I have also been considering the matter of “research or private study” and its juxtaposition with the exemptions for Educational Institutions in the Act (s. 29.4-).It appears that these exemptions facilitate group consideration of a work. That the classroom meets the definition of a “public” place is reason for the performance rights portion of these exemptions. If you will, this is a case, either by group listening, or by a teacher copying text to the blackboard or presenting it via an overhead, of public study as distinct from private study.
One then comes to materials distributed in class. Are they meant for public study or private study? Does the distribution serve the purpose of the overhead projector, keeping all minds on the same page, or is it an invitation to study the material privately, outside the context of the public classroom?
Regarding fair use of web content, I have a question. I asked for, and received, permission to copy DVD summaries directly from CBC’s education division into the summary field of my cataloguing program. Is it fair use to copy publishers’ summaries without permission, as long as you indicate the source of the summary? I work in a school with an OPAC system. I like to do more than put subject headings in records. I want the staff and students to be able to sift through choices from the comfort of their home computers, and I want to them to be able to do that directly from the library records. As with most of us, I don’t enough time to skim read every book and write my own summary. Thanks for any opinions, information, whatever, that you care to provide.
I’m a librarian as well as a publisher, and I perceive a difference in attitude between librarians and writers/publishers toward the concept of fair dealing.

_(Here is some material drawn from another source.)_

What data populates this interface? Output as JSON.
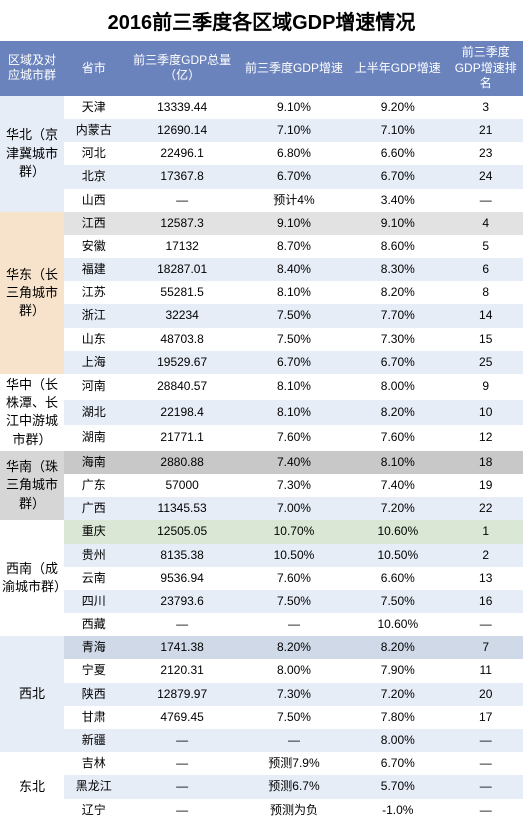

Recently, in the process of editing a manuscript, my co-editors and I came up against the issue of an author having used very short quotations from other authors’ works as epigraphs in his text. My co-editors, all of whom are creative writers, insisted that we needed to seek permission from the copyright holders for the use of the quotations, while I argued that their use would almost certainly be considered fair dealing. I lost the argument, we sought permission, and at least one of the copyright holders is now demanding payment for use of a short quote.
I wonder, are my colleagues just more sympathetic with their fellow writers when it comes to being compensated for one’s work, or are they suffering from a mild case of copyright creep? Or is it the case that the omission of “scholarship” from the Canadian concept of fair dealing means that my colleagues are right?
First of all the primary negative of fair dealing. Canadian fair dealing is for five purposes: research, private study, review, criticism or news reporting. Even if the Supreme Court does state that fair dealing should be broadly and not narrowly interpreted. Fair use on the other hand is “for purposes such as criticism, comment, news reporting, teaching (including multiple copies for classroom use), scholarship, or research.” Because of the “such as” clause US courts have more room to read in new rights such as satire. That tends to be the big positive of US fair use compared to fair dealing.
On the flip side, the big advantage of Canadian fair dealing is our six factors versus the four factors in the US. It has always been explained to me that the US four factors serve as a checklist. If you fail even one factor like economic effect, it isn’t a fair use. In Canada, if you pass the first factor “purpose”, then you only have to win a majority of the remaining five factors. So economic effect cannot be used as a bludgeon to prevent a fair dealing in Canada.
When you add up the “four factors” and the DMCA, I think Canadians are better off with fair dealing than with fair use.